Kuytul was involved in a feud with Devlet Bahçeli and Süleyman Soylu. In April 2022, following a raid on Kuytul's Furkan Foundation in Adana, Kuytul claimed that "the MHP completely claimed responsibility for the incident. There is no one who does not know that the police are already completely under the control of the MHP, it was obvious from the mustache of all the policemen who attacked us. They set up a special team, they all agreed and filled the young riot police. They brought those young policemen there and attacked us and abused our rights."

Kuytul is a long-time critic of the Turkish government's policies towards Kurds, and views the oppressive policies towards Kurds as un-Islamic. He supports the recognition of the Kurdish language in Turkey, as well as Kurdish education in schools. He claimed that Kurdish nationalism is reactionary and the only way it would disappear is if Turkish nationalism also disappears and both groups agree on Islam.

He criticised the Republic of Turkey and claimed that it is against Islam due to it being a nation state based on Turks. He also stated that Turkish soldiers who died for the sake of nationalism, racism, or opportunism, do not deserve to be called "şehit". He criticised the Victory Party and accused it of being "the most racist party".

Kuytul was involved in a feud with Cübbeli Ahmet as well. Ahmet, known for his nationalist sentiments and support for Erdoğan, accused Kuytul and the Furkan Foundation of being allied with the PKK and CHP to divide Turkey.

He claimed that any Muslim who works with the United States or Russia will only receive betrayal in the end.

Kuytul criticised the Turkish involvement in the Syrian civil war, and was arrested in February 2018 for criticising the Afrin offensive.
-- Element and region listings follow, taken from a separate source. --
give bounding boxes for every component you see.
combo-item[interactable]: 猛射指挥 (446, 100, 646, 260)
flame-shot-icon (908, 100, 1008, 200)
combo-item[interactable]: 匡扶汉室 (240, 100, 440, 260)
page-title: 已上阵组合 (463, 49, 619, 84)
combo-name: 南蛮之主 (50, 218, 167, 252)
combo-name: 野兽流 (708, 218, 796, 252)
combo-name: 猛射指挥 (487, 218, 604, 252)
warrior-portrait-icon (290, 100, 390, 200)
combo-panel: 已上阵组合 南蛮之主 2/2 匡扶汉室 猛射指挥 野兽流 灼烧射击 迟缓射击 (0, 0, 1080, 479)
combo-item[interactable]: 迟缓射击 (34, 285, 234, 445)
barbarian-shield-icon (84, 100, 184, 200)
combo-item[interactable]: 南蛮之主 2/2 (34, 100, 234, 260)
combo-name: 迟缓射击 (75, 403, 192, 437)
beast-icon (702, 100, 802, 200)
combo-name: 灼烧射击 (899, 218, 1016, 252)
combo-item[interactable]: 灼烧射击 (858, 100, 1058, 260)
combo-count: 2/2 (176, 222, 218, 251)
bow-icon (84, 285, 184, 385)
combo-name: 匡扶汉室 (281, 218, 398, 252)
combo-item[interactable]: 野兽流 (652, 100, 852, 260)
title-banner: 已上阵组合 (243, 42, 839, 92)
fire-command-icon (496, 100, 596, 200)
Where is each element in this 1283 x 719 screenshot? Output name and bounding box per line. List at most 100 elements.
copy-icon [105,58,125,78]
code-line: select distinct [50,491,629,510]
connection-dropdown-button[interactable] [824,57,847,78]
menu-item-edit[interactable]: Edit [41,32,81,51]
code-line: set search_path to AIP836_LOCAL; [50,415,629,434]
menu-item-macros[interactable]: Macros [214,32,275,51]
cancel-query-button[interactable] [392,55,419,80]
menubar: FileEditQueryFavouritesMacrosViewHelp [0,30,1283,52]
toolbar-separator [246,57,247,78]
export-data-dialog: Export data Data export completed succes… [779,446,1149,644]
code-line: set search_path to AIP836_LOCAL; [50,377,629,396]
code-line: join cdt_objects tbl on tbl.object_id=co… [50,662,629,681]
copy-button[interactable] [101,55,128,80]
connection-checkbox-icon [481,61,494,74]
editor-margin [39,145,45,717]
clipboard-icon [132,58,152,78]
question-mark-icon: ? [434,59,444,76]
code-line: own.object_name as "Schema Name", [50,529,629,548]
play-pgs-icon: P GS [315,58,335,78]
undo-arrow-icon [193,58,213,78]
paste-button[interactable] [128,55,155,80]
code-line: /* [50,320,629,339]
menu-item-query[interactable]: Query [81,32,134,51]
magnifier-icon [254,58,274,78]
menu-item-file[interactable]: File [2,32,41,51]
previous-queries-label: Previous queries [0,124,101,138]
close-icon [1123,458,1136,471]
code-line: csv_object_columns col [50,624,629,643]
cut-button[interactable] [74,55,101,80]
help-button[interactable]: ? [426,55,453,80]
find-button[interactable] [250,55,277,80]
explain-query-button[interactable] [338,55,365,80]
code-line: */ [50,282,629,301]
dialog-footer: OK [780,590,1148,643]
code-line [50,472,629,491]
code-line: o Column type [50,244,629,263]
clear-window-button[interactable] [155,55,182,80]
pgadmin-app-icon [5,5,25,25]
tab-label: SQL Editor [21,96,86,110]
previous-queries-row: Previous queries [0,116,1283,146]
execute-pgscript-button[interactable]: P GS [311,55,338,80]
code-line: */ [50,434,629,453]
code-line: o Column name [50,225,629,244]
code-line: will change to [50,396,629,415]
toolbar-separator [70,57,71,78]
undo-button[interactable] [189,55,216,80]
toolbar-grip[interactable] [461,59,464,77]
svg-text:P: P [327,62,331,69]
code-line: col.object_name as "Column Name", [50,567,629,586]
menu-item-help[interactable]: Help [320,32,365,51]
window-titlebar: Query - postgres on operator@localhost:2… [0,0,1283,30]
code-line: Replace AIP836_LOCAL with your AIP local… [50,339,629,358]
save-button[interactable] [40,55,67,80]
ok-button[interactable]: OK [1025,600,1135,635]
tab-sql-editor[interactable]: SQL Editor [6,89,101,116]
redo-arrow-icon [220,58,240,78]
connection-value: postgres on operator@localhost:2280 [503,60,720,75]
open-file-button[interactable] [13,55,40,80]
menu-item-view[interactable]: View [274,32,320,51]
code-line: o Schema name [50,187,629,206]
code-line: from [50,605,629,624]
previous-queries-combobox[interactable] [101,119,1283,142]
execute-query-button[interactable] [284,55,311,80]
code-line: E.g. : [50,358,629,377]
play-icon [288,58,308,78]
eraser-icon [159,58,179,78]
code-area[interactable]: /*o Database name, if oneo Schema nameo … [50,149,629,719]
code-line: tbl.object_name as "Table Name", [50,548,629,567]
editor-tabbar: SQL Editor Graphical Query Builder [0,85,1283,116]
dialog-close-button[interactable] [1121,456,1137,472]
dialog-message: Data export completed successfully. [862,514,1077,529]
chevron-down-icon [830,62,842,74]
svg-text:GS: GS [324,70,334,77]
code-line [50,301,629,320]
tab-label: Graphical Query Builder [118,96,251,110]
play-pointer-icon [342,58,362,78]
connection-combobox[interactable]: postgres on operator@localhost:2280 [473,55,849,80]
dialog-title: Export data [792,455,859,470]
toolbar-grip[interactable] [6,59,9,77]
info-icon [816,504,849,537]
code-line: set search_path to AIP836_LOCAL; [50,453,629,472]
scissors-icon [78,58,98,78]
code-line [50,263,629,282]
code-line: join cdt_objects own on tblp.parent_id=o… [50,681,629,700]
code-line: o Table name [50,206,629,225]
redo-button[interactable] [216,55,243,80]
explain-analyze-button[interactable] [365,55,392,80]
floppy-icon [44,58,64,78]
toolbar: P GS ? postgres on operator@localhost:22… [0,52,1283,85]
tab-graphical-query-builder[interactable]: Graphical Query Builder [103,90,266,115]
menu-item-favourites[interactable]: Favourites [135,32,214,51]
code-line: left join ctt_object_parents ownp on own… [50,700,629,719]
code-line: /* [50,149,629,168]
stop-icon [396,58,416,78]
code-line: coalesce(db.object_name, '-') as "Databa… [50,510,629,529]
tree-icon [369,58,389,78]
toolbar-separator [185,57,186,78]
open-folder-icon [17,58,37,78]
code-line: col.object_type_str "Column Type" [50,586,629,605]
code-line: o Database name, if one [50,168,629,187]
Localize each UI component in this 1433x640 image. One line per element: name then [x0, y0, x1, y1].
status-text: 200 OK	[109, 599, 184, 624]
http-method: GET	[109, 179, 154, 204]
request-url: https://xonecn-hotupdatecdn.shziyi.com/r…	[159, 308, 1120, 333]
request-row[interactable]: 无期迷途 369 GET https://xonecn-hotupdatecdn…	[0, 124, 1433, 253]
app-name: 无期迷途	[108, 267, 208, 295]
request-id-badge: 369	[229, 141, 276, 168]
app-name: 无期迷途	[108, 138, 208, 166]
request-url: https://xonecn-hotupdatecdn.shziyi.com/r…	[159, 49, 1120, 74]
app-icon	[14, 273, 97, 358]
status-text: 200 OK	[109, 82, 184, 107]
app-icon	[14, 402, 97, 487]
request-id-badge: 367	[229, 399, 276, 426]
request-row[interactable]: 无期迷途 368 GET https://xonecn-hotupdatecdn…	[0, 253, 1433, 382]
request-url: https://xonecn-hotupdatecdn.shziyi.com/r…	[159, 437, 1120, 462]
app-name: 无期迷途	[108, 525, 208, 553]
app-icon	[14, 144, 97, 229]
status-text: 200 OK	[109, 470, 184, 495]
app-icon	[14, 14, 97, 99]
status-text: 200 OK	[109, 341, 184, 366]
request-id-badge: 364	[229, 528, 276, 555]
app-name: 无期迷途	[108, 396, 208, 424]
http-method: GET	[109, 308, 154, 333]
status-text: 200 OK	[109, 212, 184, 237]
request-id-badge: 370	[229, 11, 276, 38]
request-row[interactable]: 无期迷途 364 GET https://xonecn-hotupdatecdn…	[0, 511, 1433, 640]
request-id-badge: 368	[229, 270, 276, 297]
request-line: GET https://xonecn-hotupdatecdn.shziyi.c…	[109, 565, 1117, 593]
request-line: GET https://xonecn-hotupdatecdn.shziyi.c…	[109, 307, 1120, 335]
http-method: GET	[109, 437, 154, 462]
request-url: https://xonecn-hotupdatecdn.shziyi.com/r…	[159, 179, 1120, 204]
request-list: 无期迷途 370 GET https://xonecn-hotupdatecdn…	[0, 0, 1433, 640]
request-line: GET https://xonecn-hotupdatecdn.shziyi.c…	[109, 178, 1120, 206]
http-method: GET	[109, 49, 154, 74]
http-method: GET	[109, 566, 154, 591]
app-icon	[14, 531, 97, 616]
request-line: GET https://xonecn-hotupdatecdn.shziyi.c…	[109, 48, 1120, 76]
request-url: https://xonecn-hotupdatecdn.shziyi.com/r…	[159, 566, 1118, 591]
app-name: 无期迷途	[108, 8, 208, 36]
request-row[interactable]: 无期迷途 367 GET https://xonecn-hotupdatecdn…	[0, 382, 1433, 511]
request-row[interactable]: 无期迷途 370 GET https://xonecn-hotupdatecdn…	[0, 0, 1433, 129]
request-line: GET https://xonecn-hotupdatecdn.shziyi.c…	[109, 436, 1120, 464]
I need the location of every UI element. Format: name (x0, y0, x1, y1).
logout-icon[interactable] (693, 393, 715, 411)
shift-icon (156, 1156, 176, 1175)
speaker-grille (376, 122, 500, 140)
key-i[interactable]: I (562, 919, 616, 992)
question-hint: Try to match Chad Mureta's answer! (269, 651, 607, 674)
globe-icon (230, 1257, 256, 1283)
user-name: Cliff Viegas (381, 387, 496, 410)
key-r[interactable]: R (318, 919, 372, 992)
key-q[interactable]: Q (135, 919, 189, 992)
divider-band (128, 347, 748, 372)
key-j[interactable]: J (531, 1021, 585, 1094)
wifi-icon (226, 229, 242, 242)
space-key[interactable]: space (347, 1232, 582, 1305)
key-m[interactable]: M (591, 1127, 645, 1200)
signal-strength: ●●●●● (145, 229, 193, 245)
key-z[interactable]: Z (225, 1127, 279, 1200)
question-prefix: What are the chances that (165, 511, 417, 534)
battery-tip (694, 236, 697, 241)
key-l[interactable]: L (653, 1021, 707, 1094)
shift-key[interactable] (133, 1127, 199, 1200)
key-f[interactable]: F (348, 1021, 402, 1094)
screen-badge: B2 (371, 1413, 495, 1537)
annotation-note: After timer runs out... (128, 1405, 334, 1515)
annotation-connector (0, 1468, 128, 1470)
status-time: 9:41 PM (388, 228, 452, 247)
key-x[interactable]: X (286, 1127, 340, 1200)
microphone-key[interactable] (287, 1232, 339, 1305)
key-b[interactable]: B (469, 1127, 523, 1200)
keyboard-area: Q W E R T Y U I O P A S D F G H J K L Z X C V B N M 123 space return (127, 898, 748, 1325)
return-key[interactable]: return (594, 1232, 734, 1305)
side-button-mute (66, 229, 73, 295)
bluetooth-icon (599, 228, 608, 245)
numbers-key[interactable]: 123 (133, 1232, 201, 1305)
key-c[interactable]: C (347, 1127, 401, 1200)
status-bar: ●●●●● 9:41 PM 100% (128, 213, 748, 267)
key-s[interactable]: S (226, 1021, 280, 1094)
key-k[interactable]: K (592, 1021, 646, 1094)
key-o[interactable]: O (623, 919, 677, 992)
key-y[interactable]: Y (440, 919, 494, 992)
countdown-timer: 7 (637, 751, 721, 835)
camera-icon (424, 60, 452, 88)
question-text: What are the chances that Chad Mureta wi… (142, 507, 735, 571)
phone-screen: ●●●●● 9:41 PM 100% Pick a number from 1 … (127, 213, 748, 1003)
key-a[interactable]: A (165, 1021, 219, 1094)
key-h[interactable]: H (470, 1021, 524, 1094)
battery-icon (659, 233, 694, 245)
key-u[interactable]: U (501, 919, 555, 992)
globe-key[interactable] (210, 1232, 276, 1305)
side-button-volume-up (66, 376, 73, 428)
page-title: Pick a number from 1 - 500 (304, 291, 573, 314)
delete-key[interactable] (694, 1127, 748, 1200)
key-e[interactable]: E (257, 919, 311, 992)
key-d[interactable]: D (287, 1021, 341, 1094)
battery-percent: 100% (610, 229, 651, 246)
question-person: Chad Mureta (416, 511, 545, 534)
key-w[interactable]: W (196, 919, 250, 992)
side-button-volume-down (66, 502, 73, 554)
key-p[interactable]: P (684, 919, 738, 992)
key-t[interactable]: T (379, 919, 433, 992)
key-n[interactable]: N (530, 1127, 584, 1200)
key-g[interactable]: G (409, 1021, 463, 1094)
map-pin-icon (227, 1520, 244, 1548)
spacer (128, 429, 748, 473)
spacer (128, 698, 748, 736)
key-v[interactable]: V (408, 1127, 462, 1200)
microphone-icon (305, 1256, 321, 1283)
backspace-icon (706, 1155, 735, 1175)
He claimed that Turkey's operation in Afrin was motivated only by Anti-Kurdism, and stated "why does Turkey agree with the Arab state in Iraq and Syria at its borders, but does not consent to a Kurdish state? As a Muslim, I am not satisfied with a Kurdish, Turkish or Arab state. I am satisfied with the Islamic state and its civilization. I'm not saying that Turkey should be satisfied with the Kurdish state. I say they are all wrong. If we are Muslims, we will have the understanding of the ummah, not the understanding of race."